И что сказать, чуялась близкая перемена в надоедной жизни, и побег Короля позывал к особенной зависти: каждый всматривался в себя, готов ли он поймать синицу за хвост, да втайне и смирялся: дескать, сравнил нос с телегой, а табакерку с кораблем. Смотритель Волков ходил мрачный, зубы не считал, но тяжелой тростью нет-нет средь ночи и прохаживался по двери, свету не давал гасить, потемок не терпел: вдруг распахнет дверь, скомандует подъем и, не брезгуя тяжелым воздухом, скопившимся в камере, давай бегать по камере, пришлепывая стоптанными валенками, только полы зеленого жандармского мундира с оранжевой выпушкой взлетают крыльями.
– Ка-наль-и! – зарычит, но нестрашно, с какой-то тоской уставшего, нажившегося человека. – Прогоню зеленой улицей. Не хотели добренького, получите черта с железными рогами. За-бо-даю, канальи! – снова вскричит на прощанье, ускочит, только слышно – резко всхлопают соседние двери.

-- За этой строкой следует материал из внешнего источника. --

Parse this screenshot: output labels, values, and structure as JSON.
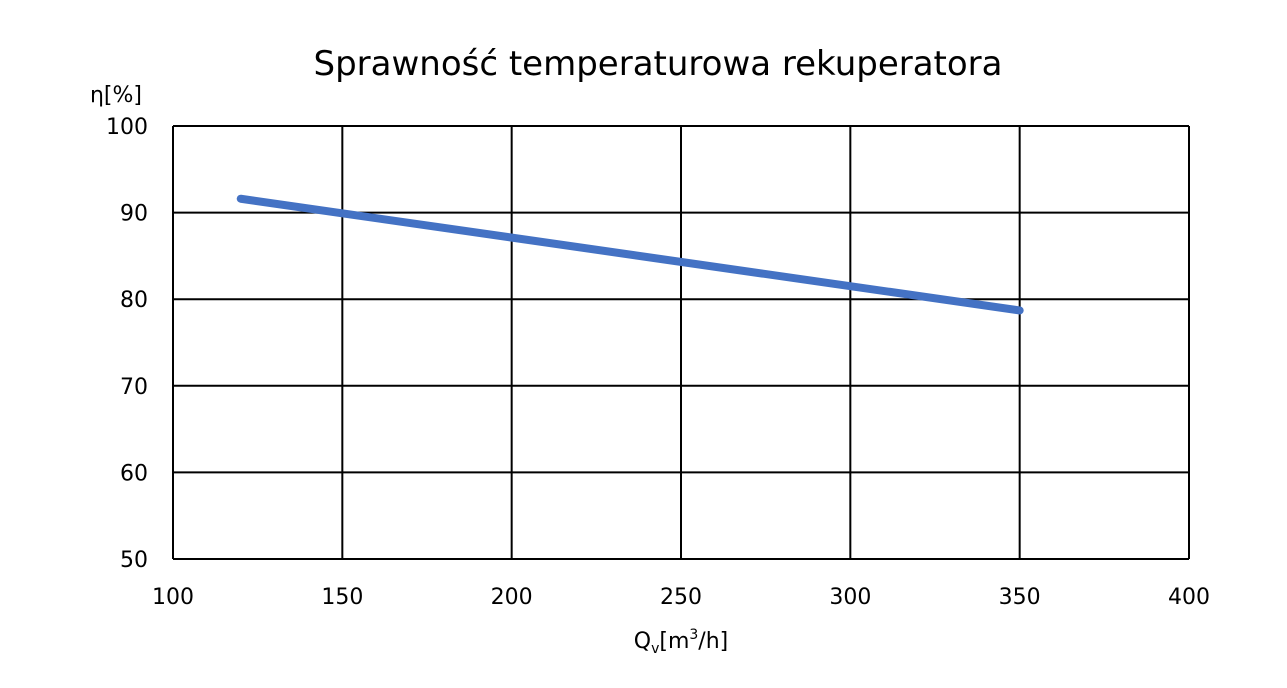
{
  "chart_data": {
    "type": "line",
    "title": "Sprawność temperaturowa rekuperatora",
    "ylabel": "η[%]",
    "xlabel": {
      "main": "Q",
      "subscript": "v",
      "unit_pre": "[m",
      "unit_sup": "3",
      "unit_post": "/h]"
    },
    "xlim": [
      100,
      400
    ],
    "ylim": [
      50,
      100
    ],
    "x_ticks": [
      100,
      150,
      200,
      250,
      300,
      350,
      400
    ],
    "y_ticks": [
      50,
      60,
      70,
      80,
      90,
      100
    ],
    "grid": true,
    "legend": "none",
    "series": [
      {
        "color": "#4472C4",
        "x": [
          120,
          350
        ],
        "y": [
          91.6,
          78.7
        ]
      }
    ]
  }
}
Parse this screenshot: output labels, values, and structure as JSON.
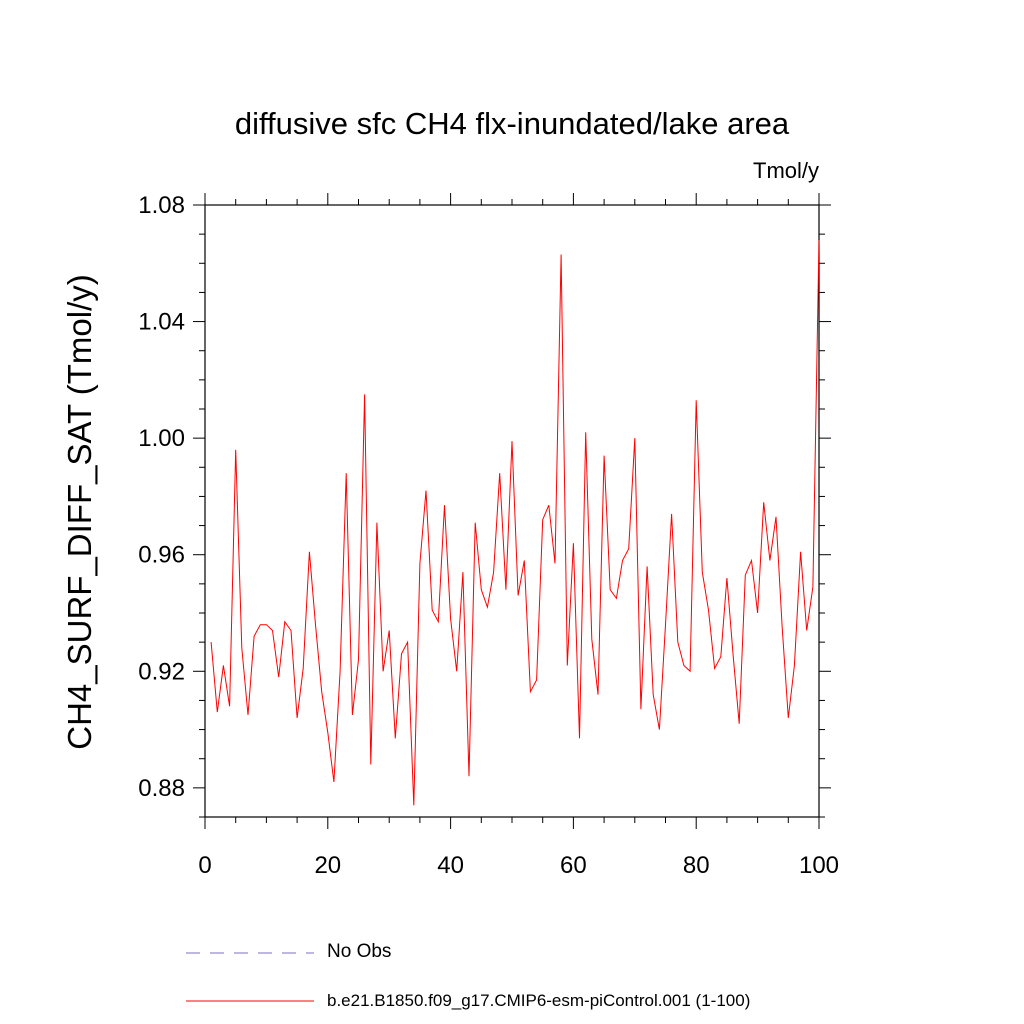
{
  "chart_data": {
    "type": "line",
    "title": "diffusive sfc CH4 flx-inundated/lake area",
    "units_label": "Tmol/y",
    "ylabel": "CH4_SURF_DIFF_SAT  (Tmol/y)",
    "xlabel": "",
    "xlim": [
      0,
      100
    ],
    "ylim": [
      0.87,
      1.08
    ],
    "xticks": [
      0,
      20,
      40,
      60,
      80,
      100
    ],
    "xtick_labels": [
      "0",
      "20",
      "40",
      "60",
      "80",
      "100"
    ],
    "yticks": [
      0.88,
      0.92,
      0.96,
      1.0,
      1.04,
      1.08
    ],
    "ytick_labels": [
      "0.88",
      "0.92",
      "0.96",
      "1.00",
      "1.04",
      "1.08"
    ],
    "grid": false,
    "legend_position": "bottom",
    "series": [
      {
        "name": "No Obs",
        "color": "#7b6fc8",
        "dash": "dashed",
        "values": []
      },
      {
        "name": "b.e21.B1850.f09_g17.CMIP6-esm-piControl.001 (1-100)",
        "color": "#ff0000",
        "dash": "solid",
        "x": [
          1,
          2,
          3,
          4,
          5,
          6,
          7,
          8,
          9,
          10,
          11,
          12,
          13,
          14,
          15,
          16,
          17,
          18,
          19,
          20,
          21,
          22,
          23,
          24,
          25,
          26,
          27,
          28,
          29,
          30,
          31,
          32,
          33,
          34,
          35,
          36,
          37,
          38,
          39,
          40,
          41,
          42,
          43,
          44,
          45,
          46,
          47,
          48,
          49,
          50,
          51,
          52,
          53,
          54,
          55,
          56,
          57,
          58,
          59,
          60,
          61,
          62,
          63,
          64,
          65,
          66,
          67,
          68,
          69,
          70,
          71,
          72,
          73,
          74,
          75,
          76,
          77,
          78,
          79,
          80,
          81,
          82,
          83,
          84,
          85,
          86,
          87,
          88,
          89,
          90,
          91,
          92,
          93,
          94,
          95,
          96,
          97,
          98,
          99,
          100
        ],
        "values": [
          0.93,
          0.906,
          0.922,
          0.908,
          0.996,
          0.928,
          0.905,
          0.932,
          0.936,
          0.936,
          0.934,
          0.918,
          0.937,
          0.934,
          0.904,
          0.921,
          0.961,
          0.936,
          0.913,
          0.899,
          0.882,
          0.92,
          0.988,
          0.905,
          0.924,
          1.015,
          0.888,
          0.971,
          0.92,
          0.934,
          0.897,
          0.926,
          0.93,
          0.874,
          0.957,
          0.982,
          0.941,
          0.937,
          0.977,
          0.938,
          0.92,
          0.954,
          0.884,
          0.971,
          0.948,
          0.942,
          0.954,
          0.988,
          0.948,
          0.999,
          0.946,
          0.958,
          0.913,
          0.917,
          0.972,
          0.977,
          0.957,
          1.063,
          0.922,
          0.964,
          0.897,
          1.002,
          0.931,
          0.912,
          0.994,
          0.948,
          0.945,
          0.958,
          0.962,
          1.0,
          0.907,
          0.956,
          0.912,
          0.9,
          0.936,
          0.974,
          0.93,
          0.922,
          0.92,
          1.013,
          0.954,
          0.941,
          0.921,
          0.925,
          0.952,
          0.926,
          0.902,
          0.953,
          0.958,
          0.94,
          0.978,
          0.958,
          0.973,
          0.935,
          0.904,
          0.922,
          0.961,
          0.934,
          0.949,
          1.068
        ]
      }
    ]
  }
}
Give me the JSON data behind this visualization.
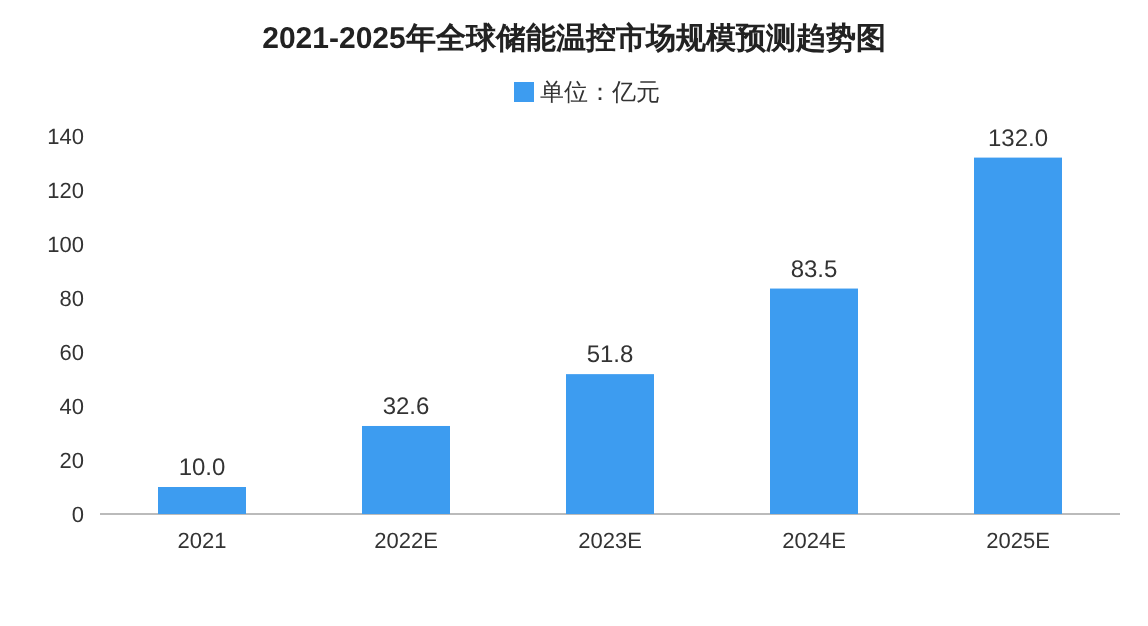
{
  "chart_data": {
    "type": "bar",
    "title": "2021-2025年全球储能温控市场规模预测趋势图",
    "categories": [
      "2021",
      "2022E",
      "2023E",
      "2024E",
      "2025E"
    ],
    "series": [
      {
        "name": "单位：亿元",
        "color": "#3d9cf0",
        "values": [
          10.0,
          32.6,
          51.8,
          83.5,
          132.0
        ],
        "value_labels": [
          "10.0",
          "32.6",
          "51.8",
          "83.5",
          "132.0"
        ]
      }
    ],
    "ylim": [
      0,
      140
    ],
    "yticks": [
      0,
      20,
      40,
      60,
      80,
      100,
      120,
      140
    ],
    "legend": "top",
    "grid": false
  }
}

– Знать, птица, добрая птица, улетела из клетки. Лови, лови, хлопай руками! – радостно воскликнет вдруг Симагин, блестя трезвыми глазами и словно не зная сна: весна его будоражила, близкая свобода, он точно в наваждении, опьяненный мухомором, пребывал в последние дни, ничего не боясь и не стережась. И странное дело, что не находилось в камере наушника, страстного доносителя, любящего поживиться на чужой крови; иначе бы не вылезать Симагину из секретной и не видать желанной высылки, а заново мерить тесаные плиты соловецкой кельи.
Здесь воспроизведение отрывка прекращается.